Not only has Carson proposed forcing those receiving federal housing assistance to put more of their limited incomes toward rent, he wants to impose work requirements on them.

 The move follows an executive order signed by Trump — absent his customary signature-displaying pomp, understandably — that directed federal agencies to ratchet up work requirements for those receiving federal assistance, including food stamps and housing aid.

The request comes, of course, on the heels of the party’s budget-busting tax cuts, which overwhelmingly benefit corporate interests and the wealthy.

For Republicans, evidently, it’s not enough for the rich to win; the poor must also lose.

But amiable soldier Carson responded quickly. His proposal would see rents triple for the poorest of those receiving housing aid: from $50 to $150 a month.

This from a man who thought nothing of spending $31,000 for a dining room set to appoint his HUD office. Like his Cabinet colleague Pruitt — who has wasted millions on first-class travel, posh lodgings, even a $40,000-plus private phone booth for his office — Carson thinks nothing of pampering himself with the dollars he hard-heartedly squeezes from the poorest among us.

How increasing the housing burdens on those now living hand to mouth will help them off of public assistance — Carson’s stated goal — is never explained. But the secretary tries:

"The way we calculate the level of assistance to our families is convoluted and creates perverse consequences, such as discouraging these families from earning more income and becoming self-sufficient," Carson told the Associated Press.
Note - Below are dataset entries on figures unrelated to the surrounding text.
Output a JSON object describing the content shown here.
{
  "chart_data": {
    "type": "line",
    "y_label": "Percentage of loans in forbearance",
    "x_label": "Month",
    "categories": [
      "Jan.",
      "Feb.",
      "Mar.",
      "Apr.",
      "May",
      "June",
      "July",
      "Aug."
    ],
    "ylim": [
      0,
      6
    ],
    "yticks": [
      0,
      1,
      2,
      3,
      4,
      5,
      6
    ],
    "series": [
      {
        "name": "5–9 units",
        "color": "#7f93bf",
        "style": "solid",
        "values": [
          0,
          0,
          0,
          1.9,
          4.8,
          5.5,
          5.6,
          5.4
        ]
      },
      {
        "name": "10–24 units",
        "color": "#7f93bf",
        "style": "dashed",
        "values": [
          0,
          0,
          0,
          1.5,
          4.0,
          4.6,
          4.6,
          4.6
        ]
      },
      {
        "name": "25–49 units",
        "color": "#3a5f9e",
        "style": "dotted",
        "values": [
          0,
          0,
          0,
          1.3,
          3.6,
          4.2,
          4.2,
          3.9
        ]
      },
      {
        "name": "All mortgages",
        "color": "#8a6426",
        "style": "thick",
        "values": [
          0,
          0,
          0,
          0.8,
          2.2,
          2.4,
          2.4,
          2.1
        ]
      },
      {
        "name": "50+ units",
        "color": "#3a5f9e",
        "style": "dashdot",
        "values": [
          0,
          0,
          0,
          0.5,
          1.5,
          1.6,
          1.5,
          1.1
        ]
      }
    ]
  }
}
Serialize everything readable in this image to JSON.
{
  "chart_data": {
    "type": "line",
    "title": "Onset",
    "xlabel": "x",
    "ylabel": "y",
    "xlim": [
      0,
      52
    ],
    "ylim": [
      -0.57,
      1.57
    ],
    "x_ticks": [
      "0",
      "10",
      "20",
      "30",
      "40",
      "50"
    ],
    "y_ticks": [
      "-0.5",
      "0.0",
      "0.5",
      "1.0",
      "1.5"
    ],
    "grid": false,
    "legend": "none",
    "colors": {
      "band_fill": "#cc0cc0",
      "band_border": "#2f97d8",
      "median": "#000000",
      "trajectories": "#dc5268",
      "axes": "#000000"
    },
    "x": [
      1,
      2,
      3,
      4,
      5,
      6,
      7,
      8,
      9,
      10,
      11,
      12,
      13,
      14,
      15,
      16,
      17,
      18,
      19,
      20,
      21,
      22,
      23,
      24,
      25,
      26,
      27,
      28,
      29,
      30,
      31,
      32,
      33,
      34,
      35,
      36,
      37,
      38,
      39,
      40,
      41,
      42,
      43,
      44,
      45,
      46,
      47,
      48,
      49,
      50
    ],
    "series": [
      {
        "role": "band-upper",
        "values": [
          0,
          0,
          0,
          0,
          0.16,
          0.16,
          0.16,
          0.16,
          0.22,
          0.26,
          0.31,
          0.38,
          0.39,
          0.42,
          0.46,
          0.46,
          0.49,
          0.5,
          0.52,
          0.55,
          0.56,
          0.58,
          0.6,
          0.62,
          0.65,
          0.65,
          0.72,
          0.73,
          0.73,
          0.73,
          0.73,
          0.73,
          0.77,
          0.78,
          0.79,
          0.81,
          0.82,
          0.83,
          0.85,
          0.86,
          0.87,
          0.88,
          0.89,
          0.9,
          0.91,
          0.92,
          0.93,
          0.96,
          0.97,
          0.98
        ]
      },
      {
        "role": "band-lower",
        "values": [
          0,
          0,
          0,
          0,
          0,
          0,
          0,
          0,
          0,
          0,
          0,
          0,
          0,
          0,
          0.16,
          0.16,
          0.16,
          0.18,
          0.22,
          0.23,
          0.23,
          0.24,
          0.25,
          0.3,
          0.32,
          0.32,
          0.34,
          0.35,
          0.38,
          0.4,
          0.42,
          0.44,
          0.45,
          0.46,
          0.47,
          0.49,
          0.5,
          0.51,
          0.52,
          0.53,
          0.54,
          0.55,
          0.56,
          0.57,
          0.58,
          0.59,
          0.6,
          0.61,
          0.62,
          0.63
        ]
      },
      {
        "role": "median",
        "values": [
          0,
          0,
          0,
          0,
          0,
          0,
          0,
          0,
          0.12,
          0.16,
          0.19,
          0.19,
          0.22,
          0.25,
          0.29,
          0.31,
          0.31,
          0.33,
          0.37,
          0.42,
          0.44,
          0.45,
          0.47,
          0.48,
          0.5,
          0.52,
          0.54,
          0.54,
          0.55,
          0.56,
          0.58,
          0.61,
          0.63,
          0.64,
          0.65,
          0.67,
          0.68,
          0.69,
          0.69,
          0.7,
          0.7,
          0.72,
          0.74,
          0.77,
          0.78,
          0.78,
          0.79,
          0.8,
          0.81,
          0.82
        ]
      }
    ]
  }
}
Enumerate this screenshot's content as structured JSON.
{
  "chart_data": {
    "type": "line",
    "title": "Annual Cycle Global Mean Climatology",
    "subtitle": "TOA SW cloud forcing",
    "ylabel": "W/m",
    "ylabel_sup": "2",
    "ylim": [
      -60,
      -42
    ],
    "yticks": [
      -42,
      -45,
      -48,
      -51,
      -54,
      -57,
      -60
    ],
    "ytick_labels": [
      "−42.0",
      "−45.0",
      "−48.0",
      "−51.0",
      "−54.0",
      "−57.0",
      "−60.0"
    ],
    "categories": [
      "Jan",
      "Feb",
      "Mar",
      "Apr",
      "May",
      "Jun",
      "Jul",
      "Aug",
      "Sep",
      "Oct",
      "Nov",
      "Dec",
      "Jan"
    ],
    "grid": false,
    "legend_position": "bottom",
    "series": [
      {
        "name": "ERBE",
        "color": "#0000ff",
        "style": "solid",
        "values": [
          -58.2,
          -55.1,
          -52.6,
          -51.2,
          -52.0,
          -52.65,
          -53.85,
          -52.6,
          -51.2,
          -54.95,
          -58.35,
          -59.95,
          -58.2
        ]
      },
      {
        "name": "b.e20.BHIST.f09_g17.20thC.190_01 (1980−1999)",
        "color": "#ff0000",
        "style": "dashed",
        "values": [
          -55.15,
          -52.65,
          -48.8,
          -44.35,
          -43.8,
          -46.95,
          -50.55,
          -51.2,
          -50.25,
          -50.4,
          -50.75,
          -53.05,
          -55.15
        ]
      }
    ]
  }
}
The consequences for poor families would far more perverse were Carson’s plan put in place.

Fortunately, that can’t happen without congressional approval. Rep. Cedric Richmond, D-La., chairman of the Congressional Black Caucus, is among those who have already voiced strong opposition.

Carson admits his proposals are “just the beginning of the conversation” with Congress and, truth be told, a conversation needs to be held. It is not income limits that keep the majority of poor Americans holed up in hovels, subsisting on paltry but desperately needed government assistance. It is a lack of adequate education, a dearth of employment opportunities, and the burdens in terms of health and criminal justice that go arm in arm with poverty.

So yes, by all means, begin the conversation. But not with a proposal to make life even harder for those who on the bottom rungs of the economic ladder.